Hukum Merayakan Maulid Nabi, Ini Dalil dan Fatwa Ulama yang Membolehkannya
loading...
A
A
A
Hukum merayakan Maulid Nabi penting diketahui umat Islam agar tidak keliru dan gagal paham dalam menyikapinya. Sudah menjadi tradisi di berbagai negara muslim termasuk di Indonesia, Maulid Nabi selalu diperingati pada bulan Rabiul Awal.
Hari ini bertepatan 1 Rabiul Awal, Ahad (17/9/2023), umat Islam sudah mulai menggelar perayaan Maulid Nabi di berbagai daerah. Ada yang menggelarnya di masjid, di majelis taklim dan rumah-rumah.
Hukum memperingati Maulid Nabi Muhammad ﷺ adalah boleh dan tidak termasuk bid'ah dhalalah (mengada-ada yang buruk) seperti yang disebutkan sekelompok golongan yang anti Maulid. Para ulama Salaf bahkan telah mengeluarkan fatwa tentang kebolehan memperingati Maulid Nabi.

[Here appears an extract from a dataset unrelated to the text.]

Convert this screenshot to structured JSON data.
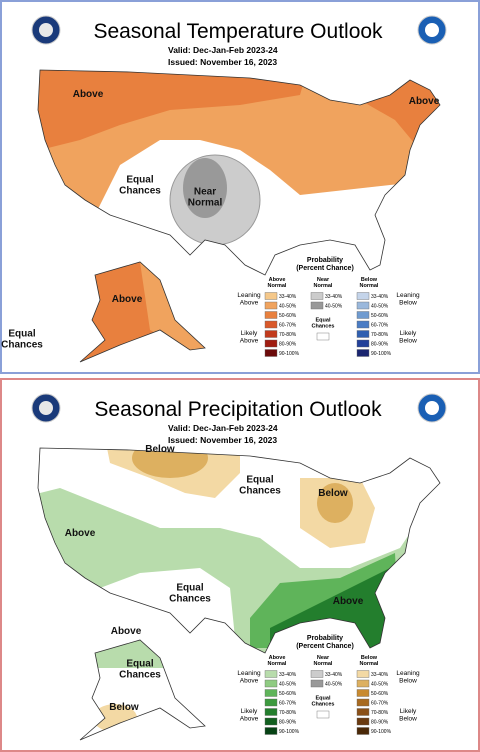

Seperti fatwa ulama besar Imam Hasan Al-Bashri (wafat 110 Hijriyah) mengemukakan dalam Kitab I'anah Thalibin (3/415): "Seandainya aku memiliki emas seumpama gunung Uhud, niscaya aku akan menafkahkannya (semuanya) kepada orang yang membacakan Maulid ar-Rasul." (I'anah Thalibin)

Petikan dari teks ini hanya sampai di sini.